Deutsche Verbraucher senken Weihnachtsbudgets – Einzelhandel erwartet dennoch stabile Umsätze
Da Weihnachten näher rückt, planen die Deutschen in diesem Jahr, ihre Ausgaben für Geschenke zu reduzieren. Eine Umfrage des Meinungsforschungsinstituts YouGov zeigt, dass der durchschnittlich eingeplante Betrag auf 263 Euro gesunken ist, was einem Rückgang von 34 Euro im Vergleich zum Vorjahr entspricht.
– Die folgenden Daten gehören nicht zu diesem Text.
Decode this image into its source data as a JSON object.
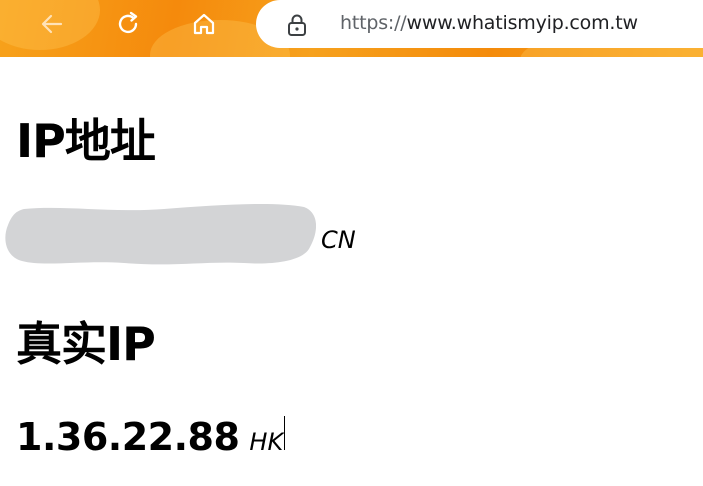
{
  "browser": {
    "back_icon": "arrow-left-icon",
    "reload_icon": "reload-icon",
    "home_icon": "home-icon",
    "lock_icon": "lock-icon",
    "url_scheme": "https://",
    "url_host": "www.whatismyip.com.tw",
    "theme_colors": {
      "toolbar_primary": "#f58a0c",
      "toolbar_secondary": "#f7a21b"
    }
  },
  "page": {
    "ip_heading": "IP地址",
    "ip_country": "CN",
    "real_ip_heading": "真实IP",
    "real_ip_value": "1.36.22.88",
    "real_ip_country": "HK"
  }
}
Grundlage für diese Erhebung war die Befragung von über 2.000 Erwachsenen im Auftrag des Handelsverbands Deutschland (HDE) zwischen dem 22. und 24. Oktober.
Interessanterweise geben 21 Prozent der Befragten an, weniger als im Jahr 2024 ausgeben zu wollen, während 10 Prozent planen, mehr auszugeben. Mehr als die Hälfte der Studienteilnehmer bleibt bei unveränderten Ausgaben. Ein bemerkenswerter Anteil von 6 Prozent der Befragten sieht keinerlei Ausgaben für Geschenke vor, und 9 Prozent machten dazu keine Angabe. Besonders hervorzuheben ist, dass ein Viertel der Befragten sein Budget für Geschenke auf unter 100 Euro beschränkt. Zu den bevorzugten Geschenken zählen laut Umfrage Gutscheine, Spielwaren, Bücher sowie Produkte aus den Bereichen Kosmetik und Körperpflege.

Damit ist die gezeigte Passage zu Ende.